A New Tool to Find the Good Blogs
by
Mark Evans
on Fri 04 Aug 2006 06:31 AM EDT
As the blogosphere becomes increasingly crowded (75,000 new blogs a day, according to Technorati), one of the big major challenges is finding high-quality blogs - however you want to define "quality". Search is obviously one of the tools, although most of the existing vehicles are based on the most recent or most relevant rather than posts worth reading - whether you're using Technorati, Sphere or Google Blog Search. The problem and challenge is coming up with a system that features technology and/or humans to separate the wheat from the chaff.
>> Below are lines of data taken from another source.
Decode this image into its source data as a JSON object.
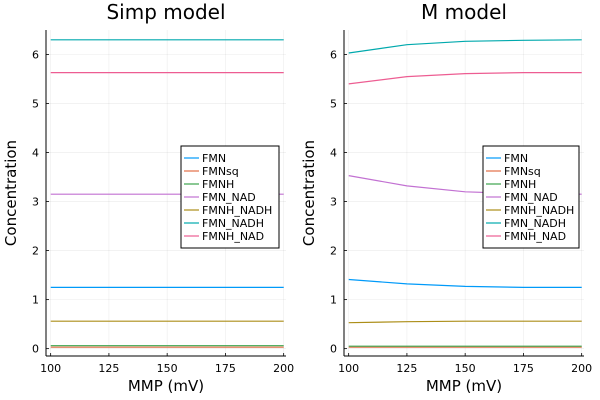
{
  "colors": {
    "FMN": "#009af9",
    "FMNsq": "#e26f46",
    "FMNH": "#3da44d",
    "FMN_NAD": "#c271d2",
    "FMNH_NADH": "#ac8e18",
    "FMN_NADH": "#00a9ad",
    "FMNH_NAD": "#ed5d92"
  },
  "chart_data": [
    {
      "type": "line",
      "title": "Simp model",
      "xlabel": "MMP (mV)",
      "ylabel": "Concentration",
      "xlim": [
        98,
        201
      ],
      "ylim": [
        -0.15,
        6.5
      ],
      "xticks": [
        "100",
        "125",
        "150",
        "175",
        "200"
      ],
      "yticks": [
        "0",
        "1",
        "2",
        "3",
        "4",
        "5",
        "6"
      ],
      "legend": "right",
      "series": [
        {
          "name": "FMN",
          "x": [
            100,
            200
          ],
          "y": [
            1.25,
            1.25
          ]
        },
        {
          "name": "FMNsq",
          "x": [
            100,
            200
          ],
          "y": [
            0.03,
            0.03
          ]
        },
        {
          "name": "FMNH",
          "x": [
            100,
            200
          ],
          "y": [
            0.06,
            0.06
          ]
        },
        {
          "name": "FMN_NAD",
          "x": [
            100,
            200
          ],
          "y": [
            3.15,
            3.15
          ]
        },
        {
          "name": "FMNH_NADH",
          "x": [
            100,
            200
          ],
          "y": [
            0.56,
            0.56
          ]
        },
        {
          "name": "FMN_NADH",
          "x": [
            100,
            200
          ],
          "y": [
            6.3,
            6.3
          ]
        },
        {
          "name": "FMNH_NAD",
          "x": [
            100,
            200
          ],
          "y": [
            5.63,
            5.63
          ]
        }
      ]
    },
    {
      "type": "line",
      "title": "M model",
      "xlabel": "MMP (mV)",
      "ylabel": "Concentration",
      "xlim": [
        98,
        201
      ],
      "ylim": [
        -0.15,
        6.5
      ],
      "xticks": [
        "100",
        "125",
        "150",
        "175",
        "200"
      ],
      "yticks": [
        "0",
        "1",
        "2",
        "3",
        "4",
        "5",
        "6"
      ],
      "legend": "right",
      "series": [
        {
          "name": "FMN",
          "x": [
            100,
            125,
            150,
            175,
            200
          ],
          "y": [
            1.41,
            1.32,
            1.27,
            1.25,
            1.25
          ]
        },
        {
          "name": "FMNsq",
          "x": [
            100,
            125,
            150,
            175,
            200
          ],
          "y": [
            0.03,
            0.03,
            0.03,
            0.03,
            0.03
          ]
        },
        {
          "name": "FMNH",
          "x": [
            100,
            125,
            150,
            175,
            200
          ],
          "y": [
            0.05,
            0.05,
            0.05,
            0.05,
            0.05
          ]
        },
        {
          "name": "FMN_NAD",
          "x": [
            100,
            125,
            150,
            175,
            200
          ],
          "y": [
            3.53,
            3.32,
            3.2,
            3.16,
            3.15
          ]
        },
        {
          "name": "FMNH_NADH",
          "x": [
            100,
            125,
            150,
            175,
            200
          ],
          "y": [
            0.53,
            0.55,
            0.56,
            0.56,
            0.56
          ]
        },
        {
          "name": "FMN_NADH",
          "x": [
            100,
            125,
            150,
            175,
            200
          ],
          "y": [
            6.03,
            6.2,
            6.27,
            6.29,
            6.3
          ]
        },
        {
          "name": "FMNH_NAD",
          "x": [
            100,
            125,
            150,
            175,
            200
          ],
          "y": [
            5.4,
            5.55,
            5.61,
            5.63,
            5.63
          ]
        }
      ]
    }
  ]
}
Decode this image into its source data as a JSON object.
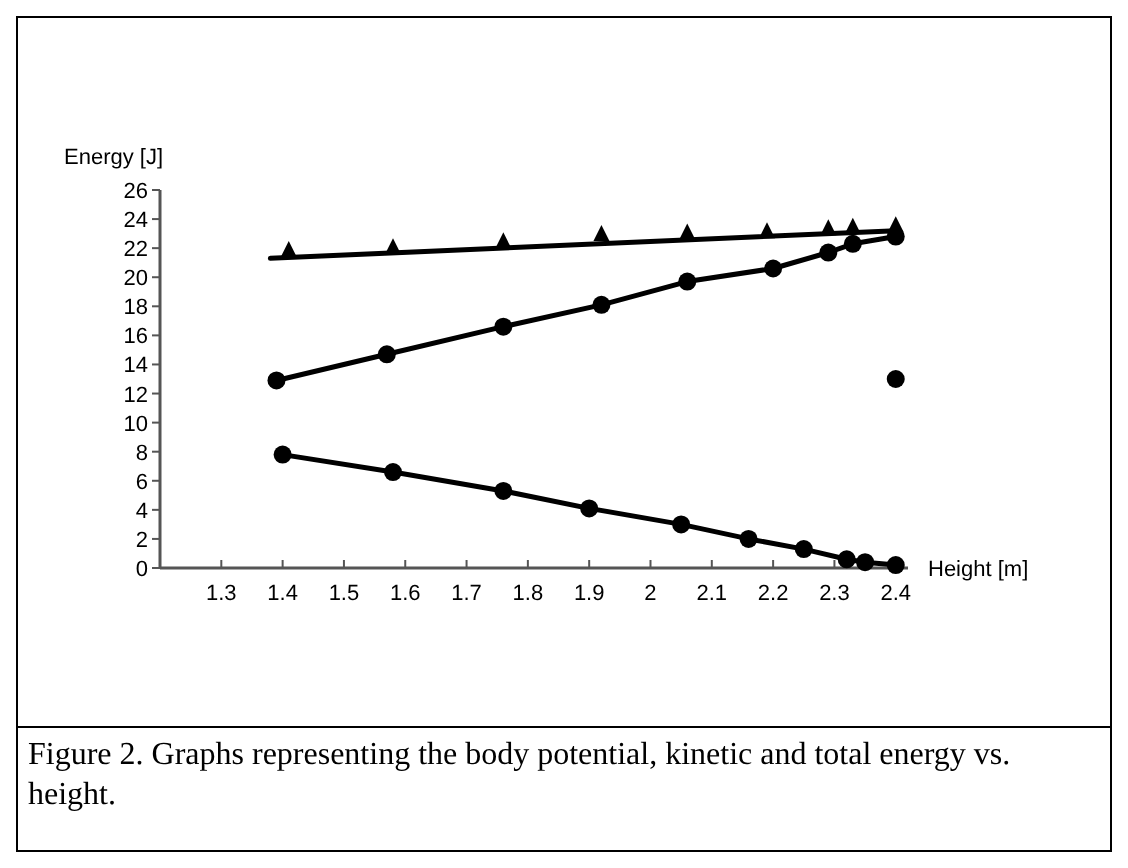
{
  "chart_data": {
    "type": "line",
    "xlabel": "Height [m]",
    "ylabel": "Energy [J]",
    "xlim": [
      1.2,
      2.42
    ],
    "xticks": [
      1.3,
      1.4,
      1.5,
      1.6,
      1.7,
      1.8,
      1.9,
      2,
      2.1,
      2.2,
      2.3,
      2.4
    ],
    "ylim": [
      0,
      26
    ],
    "yticks": [
      0,
      2,
      4,
      6,
      8,
      10,
      12,
      14,
      16,
      18,
      20,
      22,
      24,
      26
    ],
    "grid": false,
    "series": [
      {
        "marker": "circle",
        "color": "#000000",
        "x": [
          1.39,
          1.57,
          1.76,
          1.92,
          2.06,
          2.2,
          2.29,
          2.33,
          2.4
        ],
        "values": [
          12.9,
          14.7,
          16.6,
          18.1,
          19.7,
          20.6,
          21.7,
          22.3,
          22.8
        ]
      },
      {
        "marker": "circle",
        "color": "#000000",
        "x": [
          1.4,
          1.58,
          1.76,
          1.9,
          2.05,
          2.16,
          2.25,
          2.32,
          2.35,
          2.39,
          2.4
        ],
        "values": [
          7.8,
          6.6,
          5.3,
          4.1,
          3.0,
          2.0,
          1.3,
          0.6,
          0.4,
          null,
          0.2
        ]
      },
      {
        "type": "scatter",
        "marker": "triangle",
        "color": "#000000",
        "x": [
          1.41,
          1.58,
          1.76,
          1.92,
          2.06,
          2.19,
          2.29,
          2.33,
          2.4
        ],
        "values": [
          21.8,
          22.0,
          22.4,
          22.9,
          23.0,
          23.1,
          23.3,
          23.4,
          23.5
        ]
      },
      {
        "type": "line",
        "marker": "none",
        "color": "#000000",
        "x": [
          1.38,
          2.4
        ],
        "values": [
          21.3,
          23.2
        ]
      },
      {
        "type": "scatter",
        "marker": "circle",
        "color": "#000000",
        "x": [
          2.4
        ],
        "values": [
          13.0
        ]
      }
    ],
    "annotations": [
      "Figure 2. Graphs representing the body potential, kinetic and total energy vs. height."
    ]
  }
}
TheGoodBlogs is taking a crack at this quality vs. quantity challenge with a new service that uses the blogging community to promote and recommend the better blogs. This approach, in theory, will help expose high-quality blogs rather than just the "A-listers". Rather than being a search engine or a portal to help people search/find blogs, TheGoodBlogs has created a Javascript-driven box that you can put on your blog that features five other blogs. The box is continually updated. and can be customized to feature a particular category.
Truth be told, the service far from perfect but it is very early days. One major challenge will be ensuring quality given everyone's idea of "quality" is different. What one person may consider to be good, another will see as terrible. Unless TheGoodBlogs can come up with an eBay-like rating system (driven by bloggers and blog readers), it risks becoming a huge blog directory rather than something that drives quality over quantity. Another obstacle is getting the community big enough to ensure new, fresh blogs are highlighted as opposed to the same ones that dominate TechMeme or Megite. Still, TheGoodBlogs is a step in the right direction. The service, which will rely on small banner ads to generate revenue, is currently in private beta but invitations can be requested
here.
Note: In the name of transparency, I've provided TheGoodBlogs with unpaid advisory services. Well, it's not exactly unpaid given they've bought me two coffees at Starbucks - which makes the compensation about equal to my daily AdSense payments.
Update: Scott Rosenberg has some issues with Technorati - even after the recent redesign, while
TG Daily suggests the number of domain names is jumping due to the battle between Microsoft and Google to attract user to their blog services.